Она глядит на него с недоумением.
— Постой. Что? Когда это случилось?
— Я потом расскажу. Просто… Винья. Как он это сделал?
— Ну… он ведь ночь, помнишь? Все тени для него едины. С его точки зрения, они все взаимосвязаны. — Она рисует пальцем линию на песке, потом еще три — получается ящик. — А где люди держат свое богатство? Конечно, в шкафах. В чуланах. В комодах. Больших, крепких. Иными словами, во тьме. Там, куда он может пробраться.
— Так он… просто платил людям? Воровал деньги и нанимал прислужников?
— В его распоряжении богатства всего Континента. Все без остатка. Ты был в разведке. Иногда все упирается в деньги, правда?
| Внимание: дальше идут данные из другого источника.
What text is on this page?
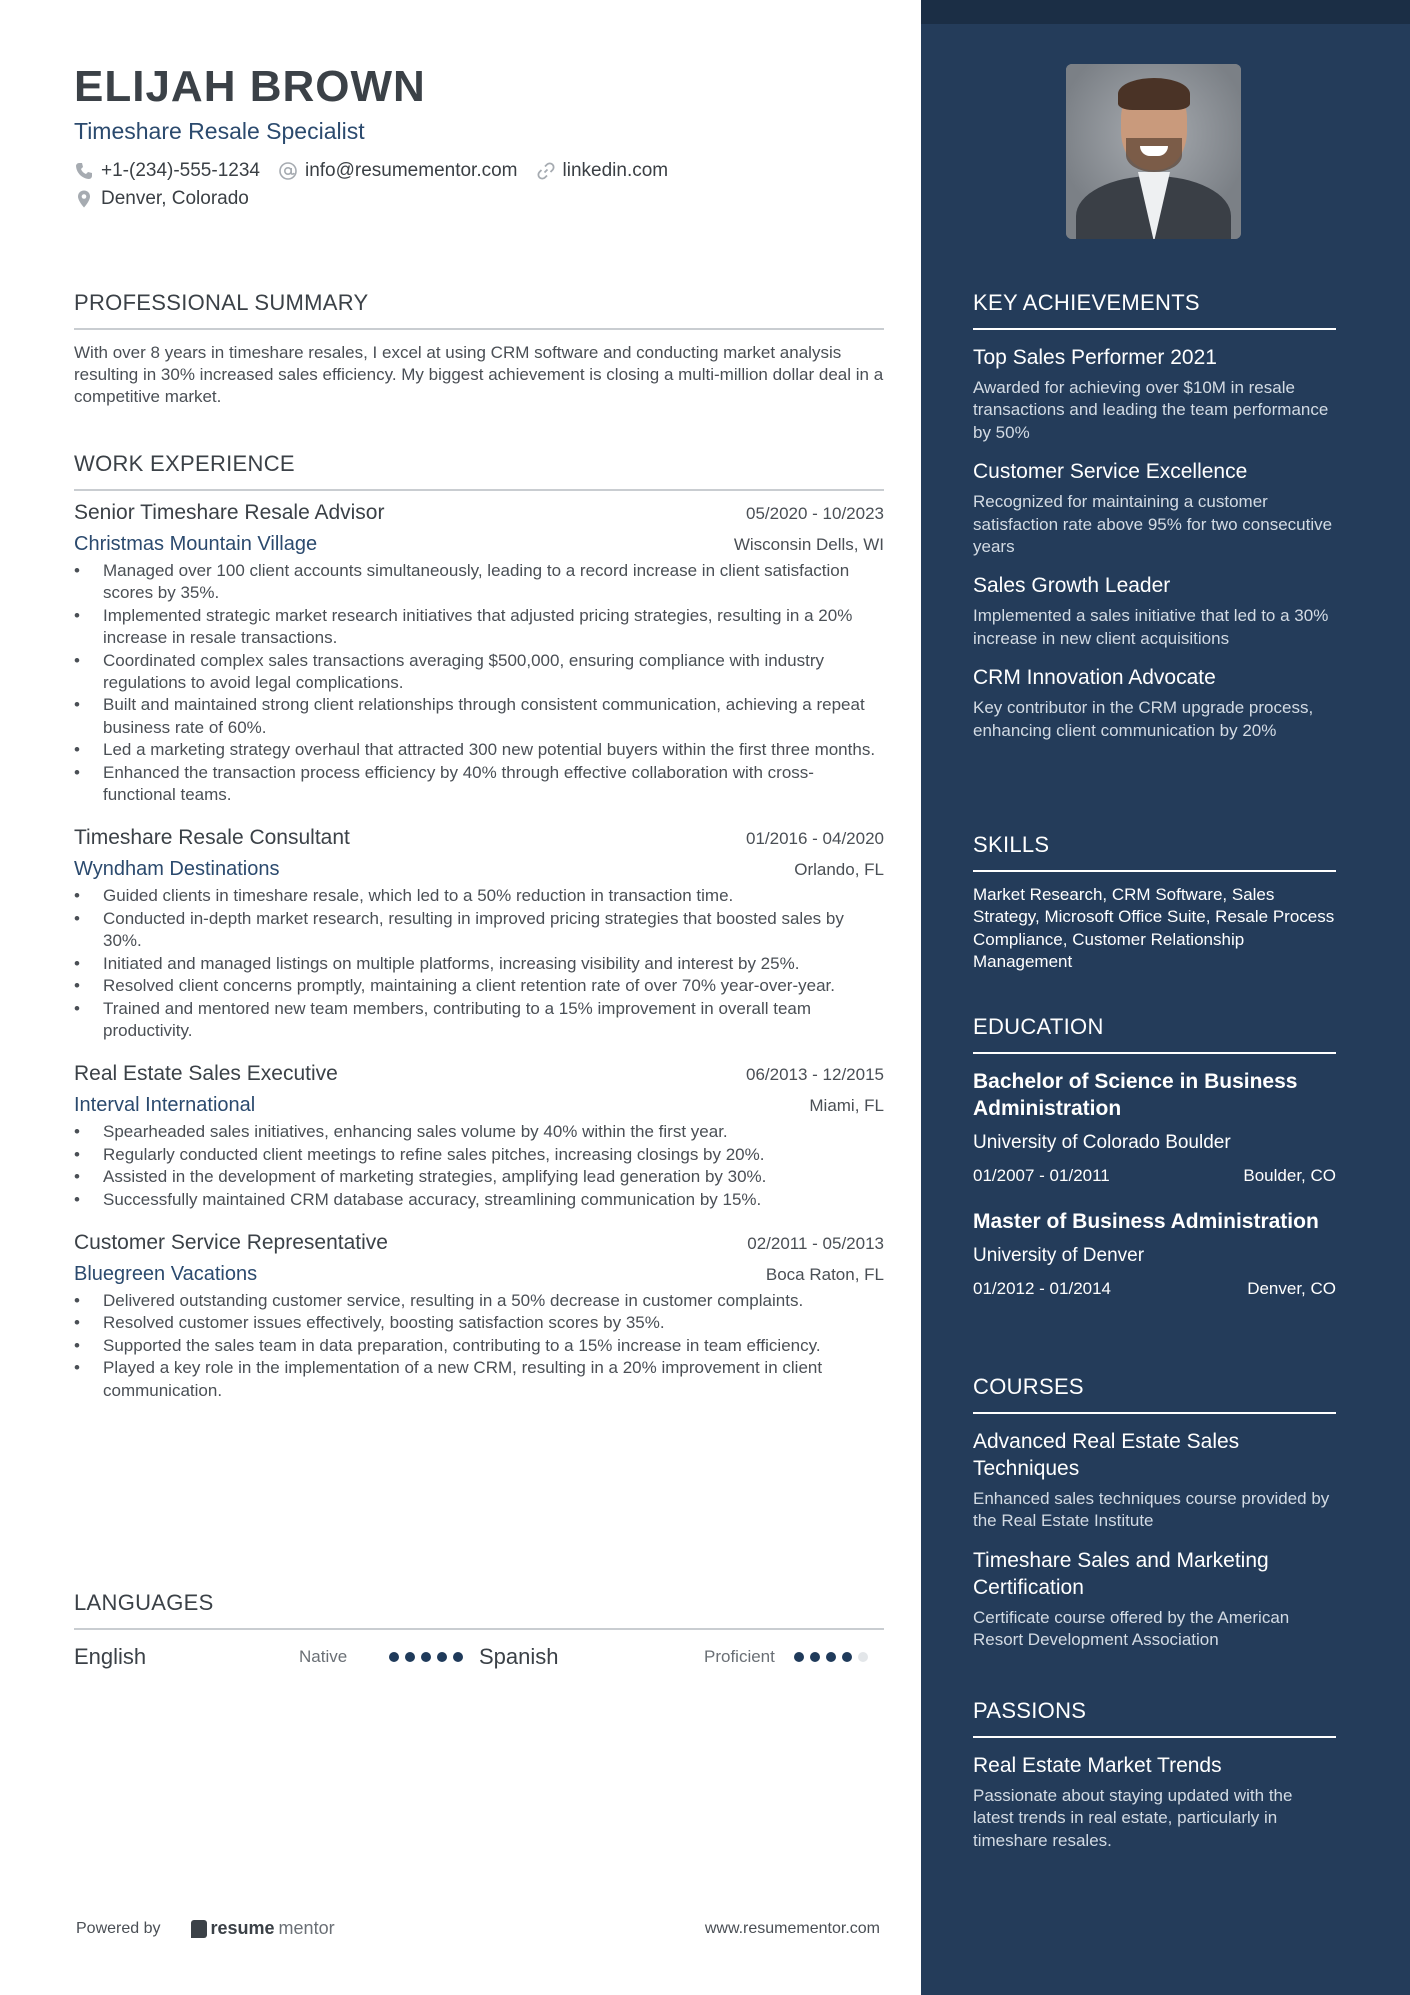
ELIJAH BROWN
Timeshare Resale Specialist
+1-(234)-555-1234 info@resumementor.com linkedin.com
Denver, Colorado
PROFESSIONAL SUMMARY

With over 8 years in timeshare resales, I excel at using CRM software and conducting market analysis resulting in 30% increased sales efficiency. My biggest achievement is closing a multi-million dollar deal in a competitive market.

WORK EXPERIENCE
Senior Timeshare Resale Advisor	05/2020 - 10/2023
Christmas Mountain Village	Wisconsin Dells, WI
• Managed over 100 client accounts simultaneously, leading to a record increase in client satisfaction scores by 35%.
• Implemented strategic market research initiatives that adjusted pricing strategies, resulting in a 20% increase in resale transactions.
• Coordinated complex sales transactions averaging $500,000, ensuring compliance with industry regulations to avoid legal complications.
• Built and maintained strong client relationships through consistent communication, achieving a repeat business rate of 60%.
• Led a marketing strategy overhaul that attracted 300 new potential buyers within the first three months.
• Enhanced the transaction process efficiency by 40% through effective collaboration with cross-functional teams.
Timeshare Resale Consultant	01/2016 - 04/2020
Wyndham Destinations	Orlando, FL
• Guided clients in timeshare resale, which led to a 50% reduction in transaction time.
• Conducted in-depth market research, resulting in improved pricing strategies that boosted sales by 30%.
• Initiated and managed listings on multiple platforms, increasing visibility and interest by 25%.
• Resolved client concerns promptly, maintaining a client retention rate of over 70% year-over-year.
• Trained and mentored new team members, contributing to a 15% improvement in overall team productivity.
Real Estate Sales Executive	06/2013 - 12/2015
Interval International	Miami, FL
• Spearheaded sales initiatives, enhancing sales volume by 40% within the first year.
• Regularly conducted client meetings to refine sales pitches, increasing closings by 20%.
• Assisted in the development of marketing strategies, amplifying lead generation by 30%.
• Successfully maintained CRM database accuracy, streamlining communication by 15%.
Customer Service Representative	02/2011 - 05/2013
Bluegreen Vacations	Boca Raton, FL
• Delivered outstanding customer service, resulting in a 50% decrease in customer complaints.
• Resolved customer issues effectively, boosting satisfaction scores by 35%.
• Supported the sales team in data preparation, contributing to a 15% increase in team efficiency.
• Played a key role in the implementation of a new CRM, resulting in a 20% improvement in client communication.
LANGUAGES
English	Native	Spanish	Proficient
Powered by	resume mentor	www.resumementor.com
KEY ACHIEVEMENTS
Top Sales Performer 2021
Awarded for achieving over $10M in resale transactions and leading the team performance by 50%
Customer Service Excellence
Recognized for maintaining a customer satisfaction rate above 95% for two consecutive years
Sales Growth Leader
Implemented a sales initiative that led to a 30% increase in new client acquisitions
CRM Innovation Advocate
Key contributor in the CRM upgrade process, enhancing client communication by 20%
SKILLS
Market Research, CRM Software, Sales Strategy, Microsoft Office Suite, Resale Process Compliance, Customer Relationship Management
EDUCATION
Bachelor of Science in Business Administration
University of Colorado Boulder
01/2007 - 01/2011	Boulder, CO
Master of Business Administration
University of Denver
01/2012 - 01/2014	Denver, CO
COURSES
Advanced Real Estate Sales Techniques
Enhanced sales techniques course provided by the Real Estate Institute
Timeshare Sales and Marketing Certification
Certificate course offered by the American Resort Development Association
PASSIONS
Real Estate Market Trends
Passionate about staying updated with the latest trends in real estate, particularly in timeshare resales.
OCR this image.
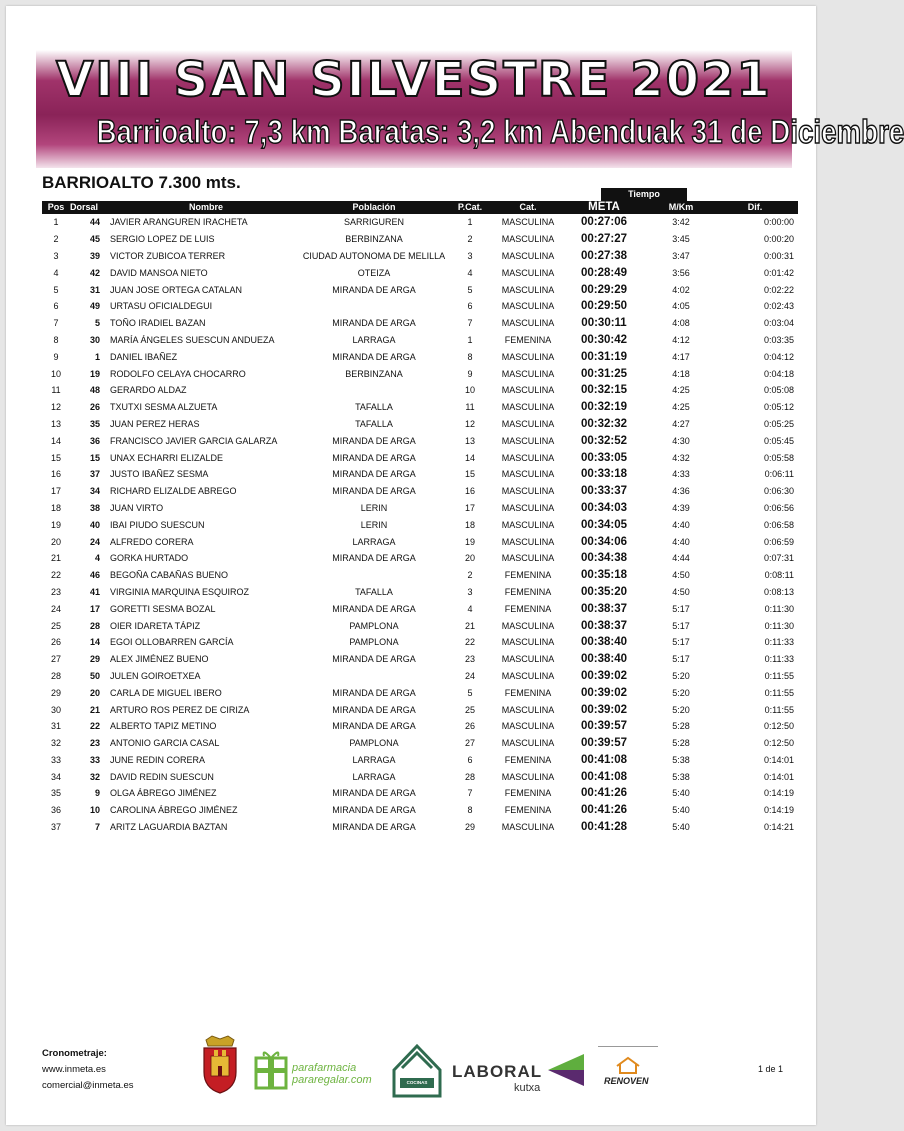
VIII SAN SILVESTRE 2021
Barrioalto: 7,3 km Baratas: 3,2 km Abenduak 31 de Diciembre
BARRIOALTO 7.300 mts.
Tiempo
Pos	Dorsal	Nombre	Población	P.Cat.	Cat.	META	M/Km	Dif.
1	44	JAVIER ARANGUREN IRACHETA	SARRIGUREN	1	MASCULINA	00:27:06	3:42	0:00:00
2	45	SERGIO LOPEZ DE LUIS	BERBINZANA	2	MASCULINA	00:27:27	3:45	0:00:20
3	39	VICTOR ZUBICOA TERRER	CIUDAD AUTONOMA DE MELILLA	3	MASCULINA	00:27:38	3:47	0:00:31
4	42	DAVID MANSOA NIETO	OTEIZA	4	MASCULINA	00:28:49	3:56	0:01:42
5	31	JUAN JOSE ORTEGA CATALAN	MIRANDA DE ARGA	5	MASCULINA	00:29:29	4:02	0:02:22
6	49	URTASU OFICIALDEGUI		6	MASCULINA	00:29:50	4:05	0:02:43
7	5	TOÑO IRADIEL BAZAN	MIRANDA DE ARGA	7	MASCULINA	00:30:11	4:08	0:03:04
8	30	MARÍA ÁNGELES SUESCUN ANDUEZA	LARRAGA	1	FEMENINA	00:30:42	4:12	0:03:35
9	1	DANIEL IBAÑEZ	MIRANDA DE ARGA	8	MASCULINA	00:31:19	4:17	0:04:12
10	19	RODOLFO CELAYA CHOCARRO	BERBINZANA	9	MASCULINA	00:31:25	4:18	0:04:18
11	48	GERARDO ALDAZ		10	MASCULINA	00:32:15	4:25	0:05:08
12	26	TXUTXI SESMA ALZUETA	TAFALLA	11	MASCULINA	00:32:19	4:25	0:05:12
13	35	JUAN PEREZ HERAS	TAFALLA	12	MASCULINA	00:32:32	4:27	0:05:25
14	36	FRANCISCO JAVIER GARCIA GALARZA	MIRANDA DE ARGA	13	MASCULINA	00:32:52	4:30	0:05:45
15	15	UNAX ECHARRI ELIZALDE	MIRANDA DE ARGA	14	MASCULINA	00:33:05	4:32	0:05:58
16	37	JUSTO IBAÑEZ SESMA	MIRANDA DE ARGA	15	MASCULINA	00:33:18	4:33	0:06:11
17	34	RICHARD ELIZALDE ABREGO	MIRANDA DE ARGA	16	MASCULINA	00:33:37	4:36	0:06:30
18	38	JUAN VIRTO	LERIN	17	MASCULINA	00:34:03	4:39	0:06:56
19	40	IBAI PIUDO SUESCUN	LERIN	18	MASCULINA	00:34:05	4:40	0:06:58
20	24	ALFREDO CORERA	LARRAGA	19	MASCULINA	00:34:06	4:40	0:06:59
21	4	GORKA HURTADO	MIRANDA DE ARGA	20	MASCULINA	00:34:38	4:44	0:07:31
22	46	BEGOÑA CABAÑAS BUENO		2	FEMENINA	00:35:18	4:50	0:08:11
23	41	VIRGINIA MARQUINA ESQUIROZ	TAFALLA	3	FEMENINA	00:35:20	4:50	0:08:13
24	17	GORETTI SESMA BOZAL	MIRANDA DE ARGA	4	FEMENINA	00:38:37	5:17	0:11:30
25	28	OIER IDARETA TÁPIZ	PAMPLONA	21	MASCULINA	00:38:37	5:17	0:11:30
26	14	EGOI OLLOBARREN GARCÍA	PAMPLONA	22	MASCULINA	00:38:40	5:17	0:11:33
27	29	ALEX JIMÉNEZ BUENO	MIRANDA DE ARGA	23	MASCULINA	00:38:40	5:17	0:11:33
28	50	JULEN GOIROETXEA		24	MASCULINA	00:39:02	5:20	0:11:55
29	20	CARLA DE MIGUEL IBERO	MIRANDA DE ARGA	5	FEMENINA	00:39:02	5:20	0:11:55
30	21	ARTURO ROS PEREZ DE CIRIZA	MIRANDA DE ARGA	25	MASCULINA	00:39:02	5:20	0:11:55
31	22	ALBERTO TAPIZ METINO	MIRANDA DE ARGA	26	MASCULINA	00:39:57	5:28	0:12:50
32	23	ANTONIO GARCIA CASAL	PAMPLONA	27	MASCULINA	00:39:57	5:28	0:12:50
33	33	JUNE REDIN CORERA	LARRAGA	6	FEMENINA	00:41:08	5:38	0:14:01
34	32	DAVID REDIN SUESCUN	LARRAGA	28	MASCULINA	00:41:08	5:38	0:14:01
35	9	OLGA ÁBREGO JIMÉNEZ	MIRANDA DE ARGA	7	FEMENINA	00:41:26	5:40	0:14:19
36	10	CAROLINA ÁBREGO JIMÉNEZ	MIRANDA DE ARGA	8	FEMENINA	00:41:26	5:40	0:14:19
37	7	ARITZ LAGUARDIA BAZTAN	MIRANDA DE ARGA	29	MASCULINA	00:41:28	5:40	0:14:21
Cronometraje:
www.inmeta.es
comercial@inmeta.es
parafarmacia
pararegalar.com	COCINAS JOMA
LABORAL
kutxa
RENOVEN
1 de 1
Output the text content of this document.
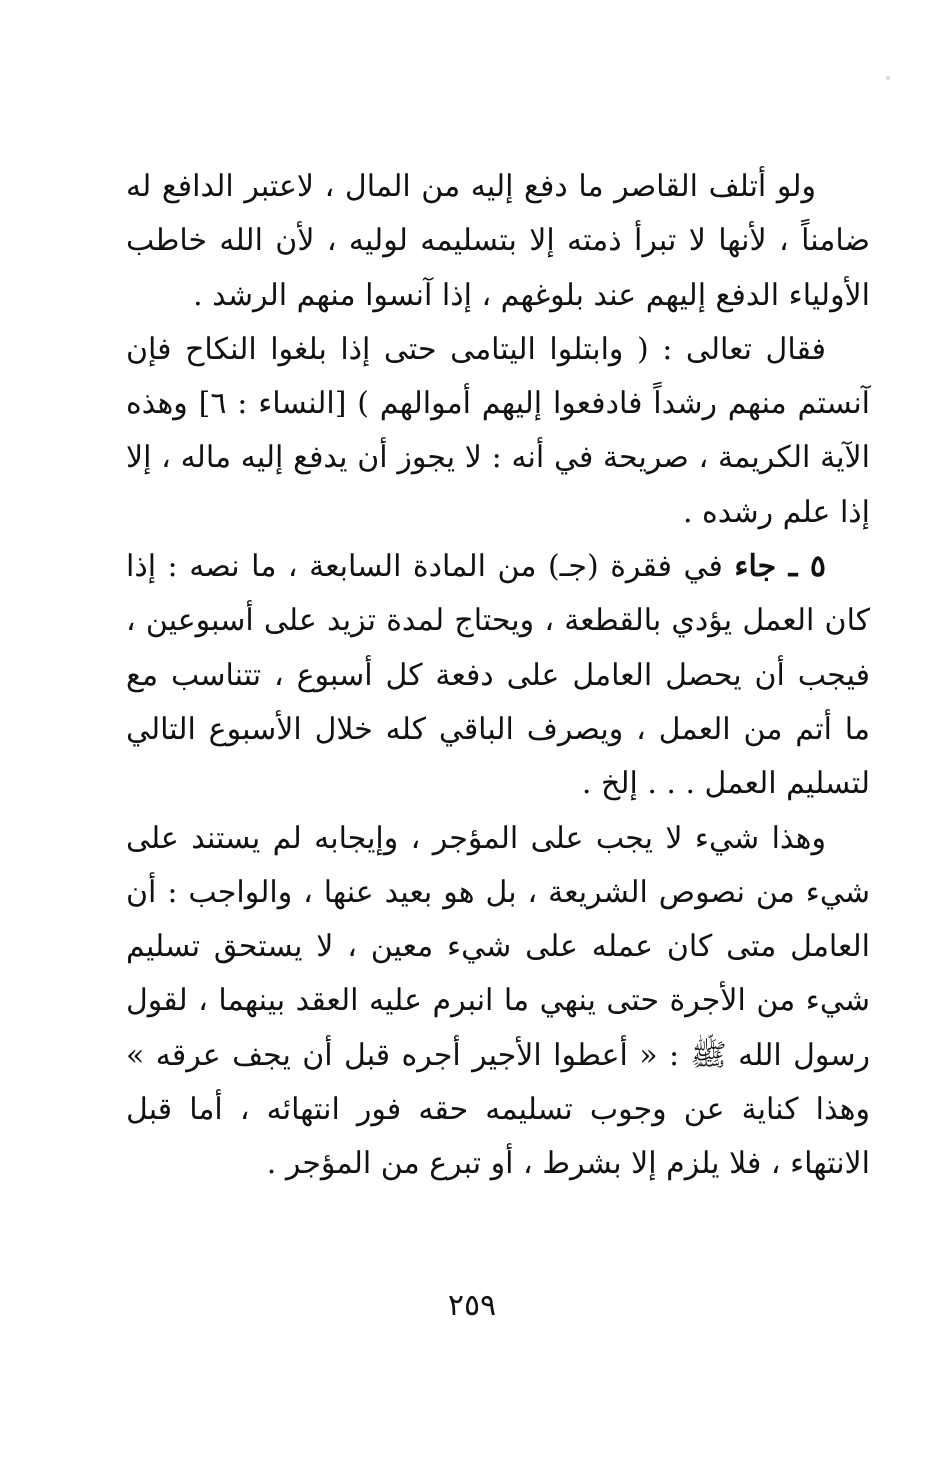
ولو أتلف القاصر ما دفع إليه من المال ، لاعتبر الدافع له ضامناً ، لأنها لا تبرأ ذمته إلا بتسليمه لوليه ، لأن الله خاطب الأولياء الدفع إليهم عند بلوغهم ، إذا آنسوا منهم الرشد .

فقال تعالى : ( وابتلوا اليتامى حتى إذا بلغوا النكاح فإن آنستم منهم رشداً فادفعوا إليهم أموالهم ) [النساء : ٦] وهذه الآية الكريمة ، صريحة في أنه : لا يجوز أن يدفع إليه ماله ، إلا إذا علم رشده .

٥ ـ جاء في فقرة (جـ) من المادة السابعة ، ما نصه : إذا كان العمل يؤدي بالقطعة ، ويحتاج لمدة تزيد على أسبوعين ، فيجب أن يحصل العامل على دفعة كل أسبوع ، تتناسب مع ما أتم من العمل ، ويصرف الباقي كله خلال الأسبوع التالي لتسليم العمل . . . إلخ .

وهذا شيء لا يجب على المؤجر ، وإيجابه لم يستند على شيء من نصوص الشريعة ، بل هو بعيد عنها ، والواجب : أن العامل متى كان عمله على شيء معين ، لا يستحق تسليم شيء من الأجرة حتى ينهي ما انبرم عليه العقد بينهما ، لقول رسول الله ﷺ : « أعطوا الأجير أجره قبل أن يجف عرقه » وهذا كناية عن وجوب تسليمه حقه فور انتهائه ، أما قبل الانتهاء ، فلا يلزم إلا بشرط ، أو تبرع من المؤجر .

٢٥٩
— Думаю, у каждого есть цена…
— После десятилетий войны Континент наводнен старыми шпионами, — говорит Мальвина. — Старыми убийцами, старыми наемниками, старыми агентами. Вроде тебя. Заплати дюжине из них кучу чужих денег и скажи, что Винья Комайд должна умереть, но надо, чтобы все выглядело естественно и никто ничего не заподозрил. Кому-то точно повезет, учитывая обстоятельства. Я удивлена, что это заняло столько времени.
— Потом, годы спустя, Шара узнает про операцию «Возрождение» и про этот корабль. Она отправляется на охоту за божественными детьми, затем находит тебя и вербует. Это правда? Вы с ней вместе работали против ночи в этой войне?
— Войне? — переспрашивает Мальвина. — По-твоему, Шара возглавляла нас в войне? Нет. Нет-нет. Она нас защищала. Просто хотела обезопасить нас, а не отправить воевать с ним. — Она склоняет голову. — Шара была нашей матерью в каком-то смысле. Нашей последней матерью. Но теперь ее больше нет. И теперь, конечно, идет война.
— Сколько вас?
Она прижимает колени к груди, обнимает их и опирается на них подбородком. Затем говорит очень тихим голосом:
— Гораздо меньше, чем раньше.
— Где выжившие?
Мальвина качает головой, как будто не может или не хочет говорить о таких вещах, а потом встает и идет назад вдоль пляжа.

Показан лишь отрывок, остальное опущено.